Introducing Hadoop YARN
All these difficulties led to the introduction of YARN IN Hadoop version 2.0. The premise behind introducing YARN was to divert Resource Management and Job Scheduling from Map Reduce to YARN. Before it received its present name, YARN was called NextGen MapReduce or MapReduce 2, as it had greatly removed the burden from MapReduce.
However, it enabled Hadoop to incorporate various other features and introduced a brand new approach that enabled Hadoop to support various types of processing and a wide range of applications.
Through YARN, the different data processing engines such as batch processing, graph processing, stream processing, and interactive processing can run as well as process data stored in HDFS. This, in addition to the dynamic resource allocation introduced by YARN, has made the system highly efficient, even for data processing with larger volumes.
The efficiency and versatility that YARN traduced into Hadoop are attributable to the following components in YARN:
Accepting the jobs from the users, scheduling them and allocating resources is the task of the Resource Manager which runs on the master daemon. Efficient cluster utilization is done here, which results in the optimum occupation of resources, which was a shortcoming in the previous version of Hadoop.
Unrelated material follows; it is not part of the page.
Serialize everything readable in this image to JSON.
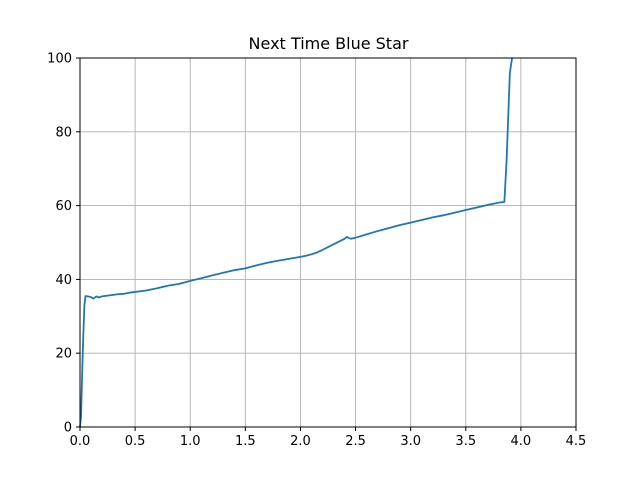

Application resource needs are met by the Application Master. Getting the resources from the Resource Manager, tracking the application progress and monitoring its status are the tasks that it accomplishes. It works in close association with the Node Manager to execute and monitor the allocated tasks.
It is responsible for the task execution of every single node in the Hadoop cluster and works on slave daemons. It works essentially as a monitoring and reporting agent.
Controlled by Node Managers in association with the Application Master, they are a collection of resources which can be initiated by the Container Launch Context (CLC) for each node.
YARN’s Contribution to Hadoop v2.0
Not only did YARN eliminate the various shortcomings of Hadoop 1.0, but it also allowed Hadoop to accomplish much more and added to Hadoop’s expanse of services and accomplishments.
- Alongside the MapReduce batch jobs, Hadoop YARN clusters can now run stream data processing and also perform interactive querying.
- A wide variety of processing approaches can now be supported by Hadoop with an extensive array of applications.
- YARN has vastly improved Hadoop’s cluster utilization in a dynamic utilization pattern, which was not the case with the static approach as exhibited formerly with MapReduce.
- Due to the immense compatibility of YARN with MapReduce, the existing projects in Hadoop 1.0 and MapReduce applications can be conveniently moved to Hadoop v2.0, without any hassle.
- Last, but not the least, YARN’s framework can run even those applications which were previously unable to run using MapReduce, which was a serious shortcoming of Hadoop 1.0.
Owing to the exclusivity and versatility introduced by YARN, Hadoop users have been immensely benefited. Having evolved simply from being a Resource Manager, YARN now functions to efficiently aid in Big Data utilization and processing.